Human Technopole supports career development through training, mentoring and dedicated learning opportunities.
What you'll bring
Essential
- PhD Degree in a relevant scientific field (e.g. computer science, data science, mathematics, statistics, engineering, physics, or related).
- Provable deep learning track record and practical expertise (e.g. with VAEs, GANs, diffusion models, transformers, representation learning, contrastive methods).
- Solid experience with Python and Pytorch and good command of software development tools such as GIT.
- A good track record of authoring scientific publications in a relevant field.
- Fluency in English.
Preferred
- Knowledge of statistics for clinical prediction (confounding, selection bias, information leakage, study design impact like case-control vs cohort, etc.).
- Strong grasp of statistical/ epidemiological principles e.g. risk prediction and survival/time-to-event modelling.
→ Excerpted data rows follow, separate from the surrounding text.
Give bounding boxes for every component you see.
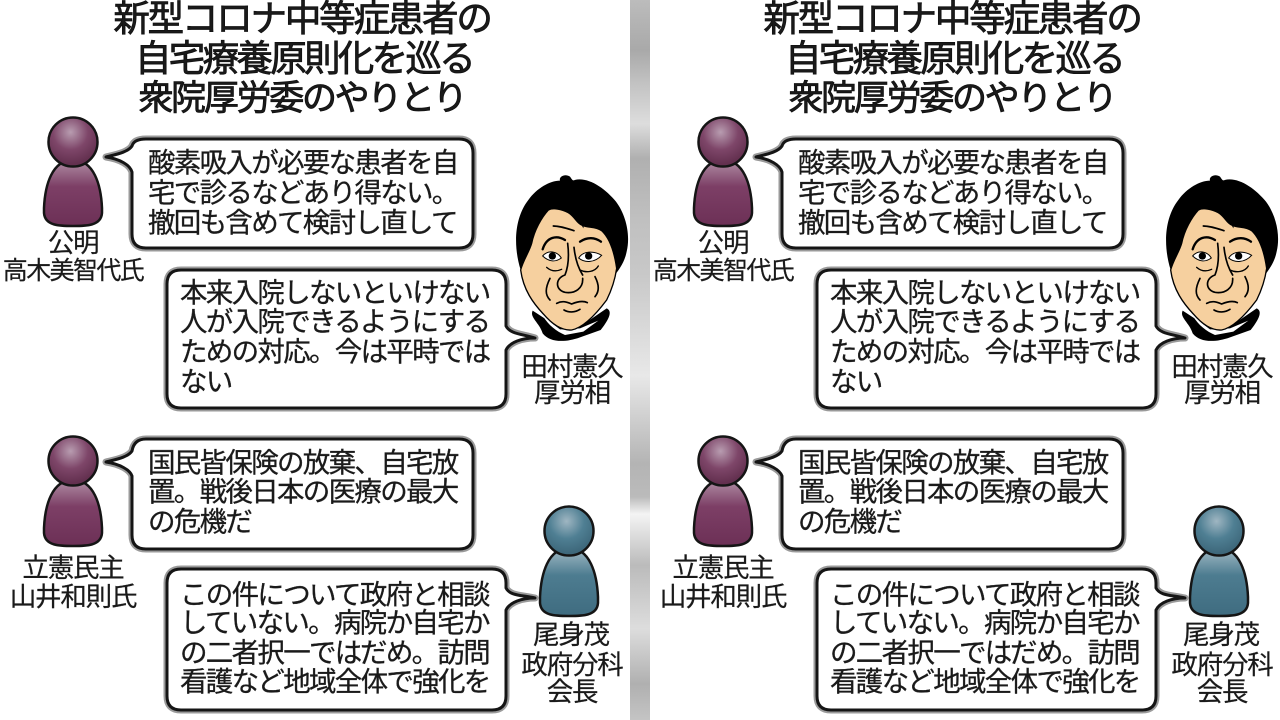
speech bubble: Omi: この件について政府と相談 [180, 579, 490, 610]
speech bubble: Omi (copy): していない。病院か自宅か [830, 607, 1140, 638]
label: Tamura (copy): 田村憲久 [1171, 352, 1273, 382]
label: Tamura: 厚労相 [534, 378, 610, 408]
label: Yamai (copy): 立憲民主 [672, 553, 774, 583]
label: Yamai (copy): 山井和則氏 [660, 582, 787, 612]
title (copy) [763, 0, 1141, 118]
label: Yamai: 立憲民主 [22, 553, 124, 583]
person icon: Takagi [44, 118, 102, 226]
person icon: Takagi (copy) [694, 118, 752, 226]
title [113, 0, 491, 118]
speech bubble: Omi (copy): の二者択一ではだめ。訪問 [830, 637, 1139, 668]
title: 衆院厚労委のやりとり [138, 79, 466, 118]
speech bubble: Tamura: 人が入院できるようにする [180, 306, 489, 337]
label: Omi: 尾身茂 [533, 620, 610, 650]
speech bubble: Tamura (copy): ための対応。今は平時では [830, 336, 1141, 367]
portrait: Tamura [516, 175, 628, 341]
title: 自宅療養原則化を巡る [135, 38, 473, 79]
label: Omi: 会長 [547, 677, 598, 707]
title (copy): 自宅療養原則化を巡る [785, 38, 1123, 79]
speech bubble: Tamura (copy): 本来入院しないといけない [830, 277, 1140, 308]
label: Yamai [10, 553, 137, 612]
speech bubble: Omi [167, 569, 535, 710]
person icon: Yamai (copy) [694, 436, 752, 546]
speech bubble: Omi (copy): この件について政府と相談 [830, 579, 1140, 610]
label: Tamura: 田村憲久 [521, 352, 623, 382]
label: Omi (copy): 会長 [1197, 677, 1248, 707]
speech bubble: Yamai (copy): の危機だ [798, 506, 902, 537]
label: Yamai: 山井和則氏 [10, 582, 137, 612]
label: Takagi [3, 228, 145, 285]
person icon: Omi [540, 506, 598, 616]
speech bubble: Omi (copy) [817, 569, 1185, 710]
speech bubble: Yamai: 国民皆保険の放棄、自宅放 [148, 447, 459, 478]
speech bubble: Yamai (copy) [756, 439, 1123, 549]
label: Takagi (copy): 公明 [698, 228, 748, 258]
label: Omi (copy) [1171, 620, 1273, 707]
speech bubble: Takagi: 酸素吸入が必要な患者を自 [148, 147, 458, 178]
panel: right copy [653, 0, 1278, 710]
label: Takagi (copy): 高木美智代氏 [653, 257, 795, 285]
speech bubble: Takagi (copy): 宅で診るなどあり得ない。 [798, 177, 1108, 208]
speech bubble: Takagi (copy): 撤回も含めて検討し直して [798, 207, 1107, 238]
speech bubble: Tamura: 本来入院しないといけない [180, 277, 490, 308]
label: Tamura (copy) [1171, 352, 1273, 408]
label: Omi [521, 620, 623, 707]
speech bubble: Tamura: ための対応。今は平時では [180, 336, 491, 367]
portrait: Tamura (copy) [1166, 175, 1278, 341]
speech bubble: Takagi: 撤回も含めて検討し直して [148, 207, 457, 238]
panel: left copy [3, 0, 628, 710]
label: Tamura (copy): 厚労相 [1184, 378, 1260, 408]
speech bubble: Takagi (copy) [756, 139, 1123, 248]
label: Tamura [521, 352, 623, 408]
speech bubble: Tamura (copy) [817, 270, 1185, 408]
title (copy): 衆院厚労委のやりとり [788, 79, 1116, 118]
person icon: Omi (copy) [1190, 506, 1248, 616]
label: Omi (copy): 尾身茂 [1183, 620, 1260, 650]
divider band [630, 0, 650, 720]
speech bubble: Tamura (copy): ない [830, 366, 882, 397]
speech bubble: Omi: の二者択一ではだめ。訪問 [180, 637, 489, 668]
speech bubble: Tamura (copy): 人が入院できるようにする [830, 306, 1139, 337]
speech bubble: Yamai (copy): 置。戦後日本の医療の最大 [798, 476, 1109, 507]
speech bubble: Omi: 看護など地域全体で強化を [180, 666, 490, 697]
label: Takagi (copy) [653, 228, 795, 285]
label: Omi: 政府分科 [521, 650, 623, 680]
speech bubble: Omi (copy): 看護など地域全体で強化を [830, 666, 1140, 697]
label: Yamai (copy) [660, 553, 787, 612]
speech bubble: Tamura [167, 270, 535, 408]
speech bubble: Yamai: 置。戦後日本の医療の最大 [148, 476, 459, 507]
speech bubble: Yamai (copy): 国民皆保険の放棄、自宅放 [798, 447, 1109, 478]
speech bubble: Yamai: の危機だ [148, 506, 252, 537]
speech bubble: Tamura: ない [180, 366, 232, 397]
label: Omi (copy): 政府分科 [1171, 650, 1273, 680]
speech bubble: Takagi: 宅で診るなどあり得ない。 [148, 177, 458, 208]
speech bubble: Omi: していない。病院か自宅か [180, 607, 490, 638]
label: Takagi: 公明 [48, 228, 98, 258]
label: Takagi: 高木美智代氏 [3, 257, 145, 285]
speech bubble: Takagi (copy): 酸素吸入が必要な患者を自 [798, 147, 1108, 178]
speech bubble: Yamai [106, 439, 473, 549]
speech bubble: Takagi [106, 139, 473, 248]
person icon: Yamai [44, 436, 102, 546]
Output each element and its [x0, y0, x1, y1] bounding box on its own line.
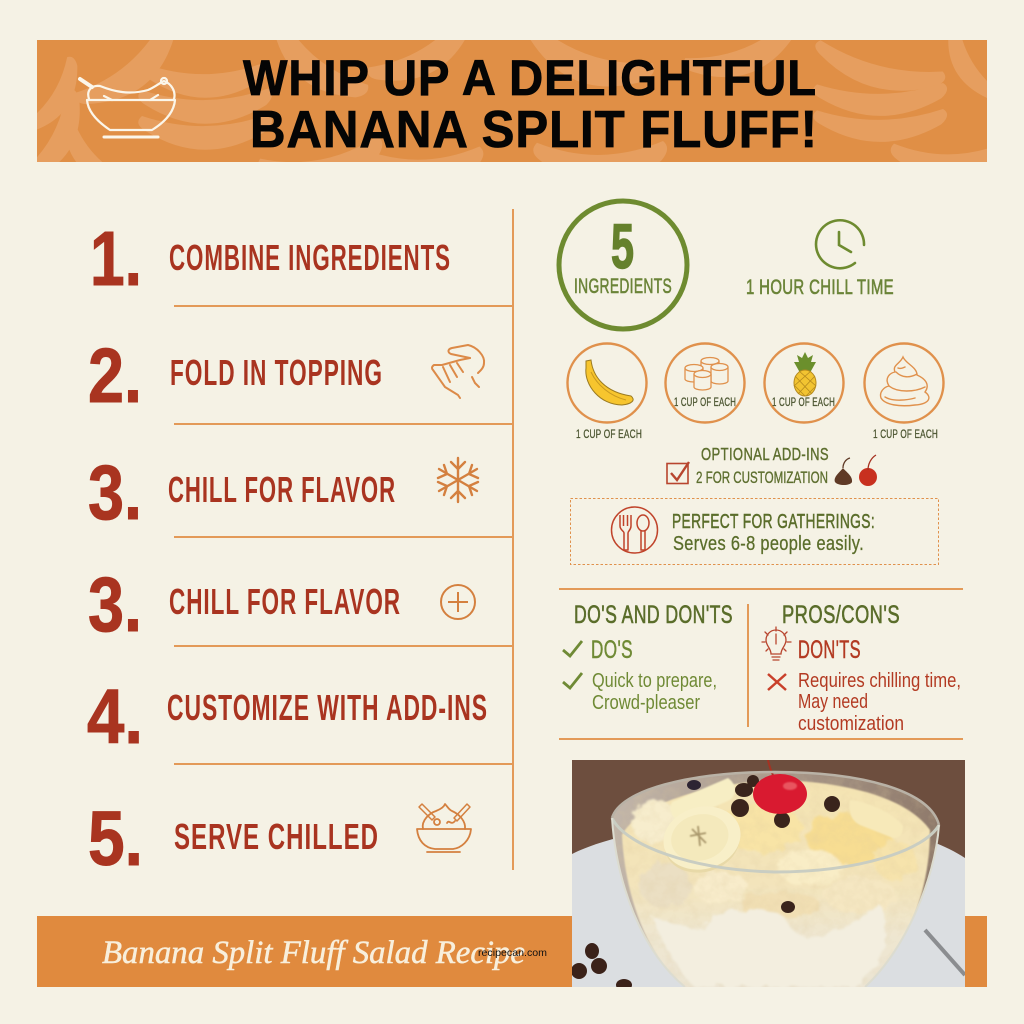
ingredient: whipped cream: [864, 344, 944, 441]
step 5: [88, 796, 471, 882]
step 4: [87, 674, 513, 765]
do's and don'ts panel: [559, 588, 963, 740]
icon: cherry: [859, 455, 877, 486]
step 1: [90, 216, 513, 307]
step 3 repeat: 3.: [88, 562, 142, 648]
icon: plus: [441, 585, 475, 619]
step 1: COMBINE INGREDIENTS: [169, 237, 451, 278]
icon: hand: [432, 345, 484, 398]
footer banner: [37, 916, 987, 987]
step 4: 4.: [87, 674, 143, 760]
header banner: [37, 40, 987, 162]
step 2: [88, 333, 513, 425]
title: [243, 50, 818, 159]
bowl: [613, 773, 938, 949]
don'ts column: [762, 627, 961, 735]
step 3: 3.: [88, 450, 142, 536]
icon: bowl: [80, 78, 175, 137]
don'ts column: Requires chilling time,: [798, 670, 961, 692]
title: WHIP UP A DELIGHTFUL: [243, 50, 817, 106]
icon: checkbox: [667, 462, 689, 484]
stat: chill time: [746, 220, 894, 299]
ingredient: banana: 1 CUP OF EACH: [576, 427, 642, 441]
footer banner: Banana Split Fluff Salad Recipe: [102, 935, 525, 971]
icon: chocolate chip: [835, 458, 852, 485]
do's column: Crowd-pleaser: [592, 692, 700, 714]
step 4: CUSTOMIZE WITH ADD-INS: [167, 687, 488, 728]
step 5: SERVE CHILLED: [174, 816, 379, 857]
step 5: 5.: [88, 796, 143, 882]
step 2: FOLD IN TOPPING: [170, 352, 383, 393]
gatherings callout: [570, 498, 938, 564]
vertical divider: [512, 209, 514, 870]
chocolate chips on plate: [571, 943, 632, 991]
stat: 5 ingredients: [559, 201, 687, 329]
photo: banana split fluff in glass bowl: [571, 760, 965, 991]
heading: pros/cons: PROS/CON'S: [782, 601, 900, 629]
stat: 5 ingredients: 5: [611, 212, 634, 282]
do's column: Quick to prepare,: [592, 670, 717, 692]
icon: snowflake: [438, 458, 478, 502]
step 3 repeat: [88, 562, 513, 648]
ingredient: banana: [568, 344, 646, 441]
do's column: [563, 636, 717, 714]
step 1: 1.: [90, 216, 142, 302]
optional add-ins: 2 FOR CUSTOMIZATION: [696, 468, 828, 487]
gatherings callout: PERFECT FOR GATHERINGS:: [672, 511, 875, 533]
ingredient: whipped cream: 1 CUP OF EACH: [873, 427, 938, 441]
do's column: DO'S: [591, 636, 633, 664]
optional add-ins: [667, 444, 877, 487]
optional add-ins: OPTIONAL ADD-INS: [701, 444, 829, 464]
stat: 5 ingredients: INGREDIENTS: [574, 275, 672, 298]
gatherings callout: Serves 6-8 people easily.: [673, 533, 864, 555]
icon: fork and spoon: [612, 507, 658, 553]
stat: chill time: 1 HOUR CHILL TIME: [746, 276, 894, 299]
chocolate chips: [687, 775, 840, 913]
bowl rim: [612, 772, 939, 987]
ingredient: marshmallows: [666, 344, 744, 422]
ingredient: marshmallows: 1 CUP OF EACH: [674, 395, 736, 409]
step 3: [88, 450, 513, 538]
don'ts column: DON'TS: [798, 636, 861, 664]
title: BANANA SPLIT FLUFF!: [250, 101, 818, 159]
step 3 repeat: CHILL FOR FLAVOR: [169, 581, 401, 622]
banana slices: [664, 778, 902, 872]
ingredient: pineapple: [764, 344, 844, 422]
heading: do's and don'ts: DO'S AND DON'TS: [574, 601, 733, 629]
icon: light bulb: [762, 627, 791, 660]
ingredient: pineapple: 1 CUP OF EACH: [772, 395, 835, 409]
icon: clock: [816, 220, 864, 268]
icon: serving bowl: [417, 804, 471, 852]
don'ts column: customization: [798, 713, 904, 735]
cherry: [753, 760, 807, 814]
don'ts column: May need: [798, 691, 868, 713]
watermark: recipecan.com: [478, 947, 547, 959]
step 3: CHILL FOR FLAVOR: [168, 469, 396, 510]
step 2: 2.: [88, 333, 142, 419]
spoon: [925, 930, 965, 975]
- Experience with uncertainty aware evaluation: confidence intervals/bootstrapping, hypothesis testing, subgroup/stratified performance analysis.
- Large cohort and datasets handling.
- Experience with Multimodal Deep Learning approaches, representation learning, etc.
- Experience with Electronic Health Record data (structured codes (ICD), labs, meds, notes and/or temporal event sequences; irregular sampling).
- Experience with medical imaging modalities such as mammography/ DBT, x-rays, MRI, ultrasound, etc.
Organisational and social skills
- Ability to work accurately and self-motivated with a high level of attention to detail.
- Ability to prioritize and coordinate multiple workstreams (research, software development, data management) while meeting internal milestones and external deadlines.
- Excellent communication skills (spoken and written) and ability to collaborate across disciplines.
- Collaborative mindset and proven ability to work effectively in interdisciplinary teams.
At HT, your discoveries contribute to a global effort to improve human health.
Why Human Technopole
HT offers an international and dynamic workplace, competitive welfare provisions, flexible working policies and relocation support. Researchers moving to Italy may benefit from attractive tax benefits. We promote work–life balance and provide parental support initiatives.
How to apply
Submit:
- CV.
- Motivation letter (English).
- Contact details of two referees.
This is a 3-year contract offered under CCNL Chimico Farmaceutico, Level B2
Salary: up to € 43.000,00, depending on the seniority of the candidate.
The position is based in Milan, Italy, within our vibrant international campus.
We strongly encourage applications from candidates belonging to protected categories (L. 68/99).